“Eat when you can, sleep when you can, pee when you can, and don’t mess with the pancreas.” Every surgeon trainee knows this phrase. It’s the mantra passed down through generations of surgeons trying to survive the earliest years.
It’s also symbolic of how the US medical system rewards behavior that leads to burnout.
Recent studies reveal that more than half of doctors report symptoms of burnout. Suicide rates are twice as high among physicians compared to other professions.
Even more alarming is that female doctors are 1.6 times more likely than male doctors to die by suicide.
Women everywhere are particularly vulnerable to burnout, which is defined as emotional exhaustion, cynicism, and a low sense of accomplishment. One study shows that women experience more depressive symptoms during their first year of physician training.
Another study evaluating why women leave the surgical field identifies several key reasons: the impact of pregnancy, childbirth, and child-rearing; an insufficient number of female role models; sexism and discrimination; sexual harassment and assault; and poor mental health.
As female physicians, we weren’t surprised by these findings. Many of us have experienced it personally, or know female colleagues who have dealt with discrimination, bullying, overt sexism, and institutional roadblocks.
One colleague told us that when she was in training, nine months pregnant, and in the middle of finishing a surgery—after a 12-hour day in the operating room—a janitor remarked that she had better maternity benefits than the surgeon.
We know many female physicians who have been forced to breast pump in secluded medical supply closets because they aren’t given offices, and many hospitals don’t have lactation rooms. Other female doctors noted that despite their best efforts, such as “dressing the part” and introducing themselves as “doctor,” they often have to remind patients that they are, in fact, the physician in the room. In fact, another colleague reported that despite making a point to wear a badge that read “DOCTOR” in inch-tall red letters, she was asked by a medical student to clean his patient’s vomit.
Women physicians are frustrated, and justifiably so. They are less likely to get patient referrals than men in the same specialty, and at the end of the year women bring home, on average, $105,000 less than their male counterparts.
These disadvantages, and many more, have caused untold numbers of female physicians to experience burnout or other mental health conditions.

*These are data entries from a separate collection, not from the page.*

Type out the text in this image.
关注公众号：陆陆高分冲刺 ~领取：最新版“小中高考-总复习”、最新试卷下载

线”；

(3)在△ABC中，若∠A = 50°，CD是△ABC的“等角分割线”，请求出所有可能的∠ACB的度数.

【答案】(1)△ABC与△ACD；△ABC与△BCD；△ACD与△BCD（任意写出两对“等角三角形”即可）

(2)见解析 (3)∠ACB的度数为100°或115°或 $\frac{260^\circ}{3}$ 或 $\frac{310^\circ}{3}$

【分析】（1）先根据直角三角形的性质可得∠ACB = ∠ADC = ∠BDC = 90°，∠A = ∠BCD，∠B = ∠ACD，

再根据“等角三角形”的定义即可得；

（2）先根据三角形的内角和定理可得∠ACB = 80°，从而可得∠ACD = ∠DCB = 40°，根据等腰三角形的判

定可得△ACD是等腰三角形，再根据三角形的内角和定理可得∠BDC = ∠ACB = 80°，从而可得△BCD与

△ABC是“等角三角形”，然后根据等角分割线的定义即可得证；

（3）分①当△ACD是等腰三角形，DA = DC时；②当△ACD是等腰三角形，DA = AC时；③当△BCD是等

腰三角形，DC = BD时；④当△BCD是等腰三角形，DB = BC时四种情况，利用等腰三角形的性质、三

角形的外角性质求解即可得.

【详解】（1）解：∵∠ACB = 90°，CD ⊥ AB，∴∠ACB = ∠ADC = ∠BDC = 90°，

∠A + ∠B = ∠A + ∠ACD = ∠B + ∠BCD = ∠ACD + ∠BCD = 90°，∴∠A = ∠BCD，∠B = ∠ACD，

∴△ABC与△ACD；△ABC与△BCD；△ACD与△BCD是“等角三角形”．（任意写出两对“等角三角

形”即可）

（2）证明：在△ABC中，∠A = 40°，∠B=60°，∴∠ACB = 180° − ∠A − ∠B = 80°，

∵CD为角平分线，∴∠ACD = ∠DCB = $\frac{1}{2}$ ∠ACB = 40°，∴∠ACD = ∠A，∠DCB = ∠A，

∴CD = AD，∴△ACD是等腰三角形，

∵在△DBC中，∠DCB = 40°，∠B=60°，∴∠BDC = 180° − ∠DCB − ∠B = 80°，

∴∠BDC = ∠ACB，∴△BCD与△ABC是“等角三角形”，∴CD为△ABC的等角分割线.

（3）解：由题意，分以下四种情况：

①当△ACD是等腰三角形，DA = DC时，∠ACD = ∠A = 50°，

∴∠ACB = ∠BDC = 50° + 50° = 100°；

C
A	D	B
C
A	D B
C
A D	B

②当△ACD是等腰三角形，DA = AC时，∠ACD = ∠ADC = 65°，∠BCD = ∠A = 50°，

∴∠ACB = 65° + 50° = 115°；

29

This is especially problematic because all physicians have limited protections for their privacy if and when they seek mental help. Numerous state medical licensure boards violate the Americans with Disabilities Act by asking physicians every few years to reveal whether they have ever endured a mental illness.
Women are particularly likely to struggle with mental health problems. One in nine women in the US experiences postpartum depression. While physicians with postpartum depression may not be impaired from performing their professional duties, many opt to avoid counseling or pay out of pocket for counseling out of fear that seeking help might result in discrimination when applying for medical licensure, hospital privileges, or malpractice insurance.
Young, entry-level women physicians are most at risk. They have an average of $190,000 in medical school debt, are often too young to have developed good coping mechanisms, and are of childbearing age. They have the least amount of schedule flexibility, usually cannot afford to pay out of pocket for mental health care treatments, and are trained to think that asking for help demonstrates weakness.
What hurts doctors hurts everyone
Physician burnout doesn’t just affect doctors—it is detrimental to the entire health system, and everyone who uses it. Burnout costs the U.S. health care industry $17 billion each year. The American Medical Association reports that each physician lost to burnout costs the system $500,000 to $1 million.
Researchers have shown that burnout is associated with a two-fold increase in unsafe patient care, unprofessional behavior, and low patient satisfaction. In fact, patients treated by burned out intensive care physicians have higher mortality rates.
Fixing burnout has historically been cast on the individual and focused on improving “self care.” This further isolates doctors who are overwhelmed. Upon hearing that it’s up to the individual physician to solve burnout, a colleague joked, “Are you saying if I yoga harder, this will fix the problem?” No. Burnout is a systemic issue that requires large, system-wide changes.
Hospital leadership and the medical community need to recognize the issues unique to women. Each state should take steps to change medical board licensure systems to protect the privacy of physicians who are responsible enough to seek mental health services. Medical training should include practical education about burnout detection and prevention, and the importance of peer support. Residency training programs need to build systems that support family leave policies that are in line with state and federal allowances. We have to create a society where physicians who ask for help are not given a scarlet letter.
Learning from professions with far less burnout encourages us to curb burnout by giving physicians more control over schedules and empowerment within a bureaucratic system. Women physicians, who already manage a disproportionate amount of home duties and child rearing, are primed to benefit from increased control of their own work hours.
Jim Morrison, of The Doors, said, “You can’t burn out if you’re not on fire.” Women doctors have been “on fire” for years, operating at a high level and even exceeding male peers, to the point of emotional and mental exhaustion. It’s time to stop the burnout.